As a member of Celeste Nelson’s research team, Gleghorn constructs these chips to simulate lung cavities. In a project started by undergraduate Jiyong Kwak (Class of 2009), the group is studying the forces that affect fetal lung development, in the hopes of developing new therapies for congenital lung defects, a leading cause of infant mortality.

Nelson, an associate professor of chemical and biological engineering, is focusing on contractile forces, or how cells pull on each other and their surroundings — the same types of forces that give our bodies shape. She is investigating the link between these physical forces and the biochemical signals that determine response to pressure, volume and flow. She is trying to find the source of these biochemical signals with the goal of designing new medications that can treat lung defects.

“You don’t combat high blood pressure by bleeding the patient,” Nelson said. “You find the source of high blood pressure and treat it with drugs.”

The challenge lies in measuring and manipulating the mechanical forces that shape our lungs. The fetal lungs are 3-D, constantly changing and, because of their small scale, almost impossible to manipulate.

What’s unusual about the lung, Nelson said, is that it is one of the few organs that functions in a completely different way before birth. Fetal lungs fill with amniotic fluid rather than pumping air. This development works fine unless something goes wrong.

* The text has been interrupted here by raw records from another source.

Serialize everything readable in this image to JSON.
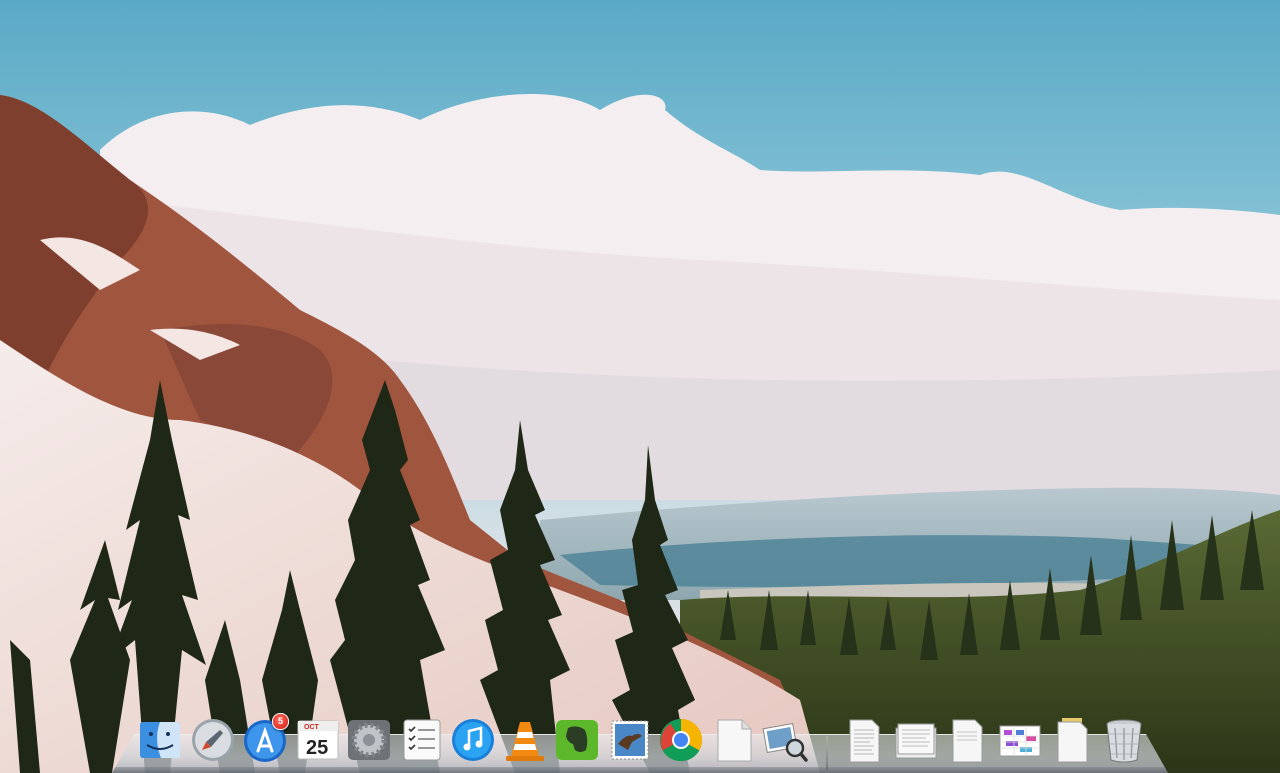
{
  "desktop": {
    "wallpaper": "mountain-forest-landscape"
  },
  "dock": {
    "apps": [
      {
        "id": "finder",
        "icon": "finder-icon"
      },
      {
        "id": "launchpad",
        "icon": "launchpad-icon"
      },
      {
        "id": "app-store",
        "icon": "app-store-icon",
        "badge": "5"
      },
      {
        "id": "calendar",
        "icon": "calendar-icon",
        "month": "OCT",
        "day": "25"
      },
      {
        "id": "system-preferences",
        "icon": "gear-icon"
      },
      {
        "id": "reminders",
        "icon": "checklist-icon"
      },
      {
        "id": "itunes",
        "icon": "music-note-icon"
      },
      {
        "id": "vlc",
        "icon": "traffic-cone-icon"
      },
      {
        "id": "evernote",
        "icon": "elephant-icon"
      },
      {
        "id": "mail",
        "icon": "eagle-stamp-icon"
      },
      {
        "id": "chrome",
        "icon": "chrome-icon"
      },
      {
        "id": "textedit",
        "icon": "blank-document-icon"
      },
      {
        "id": "preview",
        "icon": "photos-loupe-icon"
      }
    ],
    "documents": [
      {
        "id": "doc-1",
        "icon": "document-icon"
      },
      {
        "id": "doc-2",
        "icon": "document-stack-icon"
      },
      {
        "id": "doc-3",
        "icon": "document-icon"
      },
      {
        "id": "doc-4",
        "icon": "spreadsheet-icon"
      },
      {
        "id": "doc-5",
        "icon": "folder-document-icon"
      },
      {
        "id": "trash",
        "icon": "trash-icon"
      }
    ]
  },
  "colors": {
    "sky": "#6fb6cf",
    "cloud": "#f4eef0",
    "forest": "#2f3b1e",
    "snow": "#f1e4e2",
    "rock": "#a0553f",
    "badge": "#d31b10"
  }
}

Problems arise due to genetic abnormalities and other causes, such as a reduction in amniotic fluid during pregnancy. A common defect in lung development is fetal pulmonary hypoplasia, which can be caused by congenital diaphragmatic hernia, a hole in the diaphragm.

Doctors, unable to restore pressure in a fetus’ lungs, instead give mothers steroids to speed up lung development. These babies are often delivered prematurely, and may face lung problems later in life — a recent study found that fetal lung defects can lead to emphysema, asthma and chronic obstructive pulmonary disease.

Nelson hopes that her research, which is funded by the National Heart Lung and Blood Institute and the Burroughs Wellcome Fund, will lead to better treatment options for fetuses as well as adults. “If we can understand how mechanical processes, such as the flow of amniotic fluid, help shape the development of the lungs, we can develop new therapies,” she said.